MTV on Wednesday announced “Bananas,” a subscription-based content service.

Motricity, which is based in Durham, will deliver the content and manage the service. Financial terms were not disclosed.

“This is certainly important,” an elated Ryan Wuerch, chairman and chief executive officer of Motricity, said in an interview with WRAL Local Tech Wire. “Off-deck markets has become one of the strongest means of reaching consumers as more and more people are looking for and using mobile content.”

By “off-deck,” Wuerch means that content providers such as MTV are offering video, music and other information direct to buyers regardless of the network service provider or kind of device that is used.

Through Motricity, MTV can deliver content to most of the major carriers in the U.S. and Europe. Motricity also updates each day the kind of devices its software supports, Wuerch said.

Bananas will include programming from MTV, MTV2 and mtvU plus music ringtones from several major record labels. Other music-related content includes sound bites, cast photos, graphics and wallpapers.

MTV recently began promoting "Bananas" heavily across its network, but details weren’t disclosed until Wednesday.

“They’ve had a teaser commercial for about 30 days now really promoting what was coming with MTV ‘going bananas,’ but no one knew what that meant,”  Wuerch said. “As of today, tens of millions of people can begin experiencing mobile content in a new way from one of the strongest brands in television.”

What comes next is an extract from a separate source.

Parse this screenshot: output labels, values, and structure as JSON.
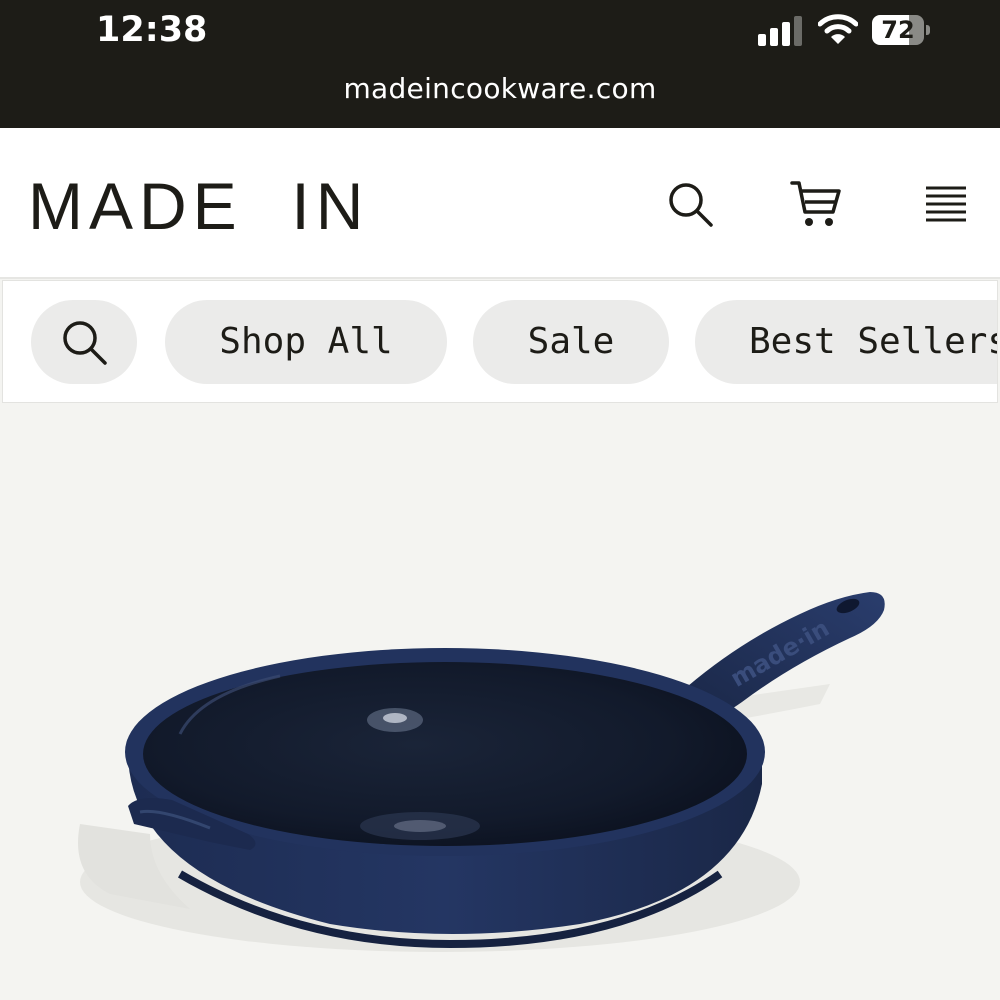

MTV is looking to capture its share of the growing demand for mobile content. Informa Telecoms and Media, a research firm, recently reported that mobile content would produce $18.08 billion in revenues this year. Of that, 64 percent is spent on music and images. Informa estimated that mobile content sales will soar to $38 billion by 2011.

A key demographic of mobile content users is the 13-24 age group to which MTV appeals. Older users in the 25-34 age group have grown up with MTV, which was launched two decades ago.

The CTIA, a wireless and Internet trade association, estimates that there are now 229 million mobile phone users in the U.S. alone.

“We know that our audience is looking for great viewing experiences on multiple screens, and we’re focused on creating quality entertainment they’ll love for mobile,” Christina Norman, president, of MTV, said in a statement. “MTV has a unique advantage in this space thanks to our extensive experience with creating video our audience connects with, and we’re excited to offer that to our viewers on mobile.”

The deal is one of the highest profile ones for Motricity and could turn out to be among the largest financially if "Bananas" proves to be popular.

Motricity, which laid off 50 employees last month as part of a restructuring, already works with other entertainment companies such as BET, CBS, NBC and Universal music.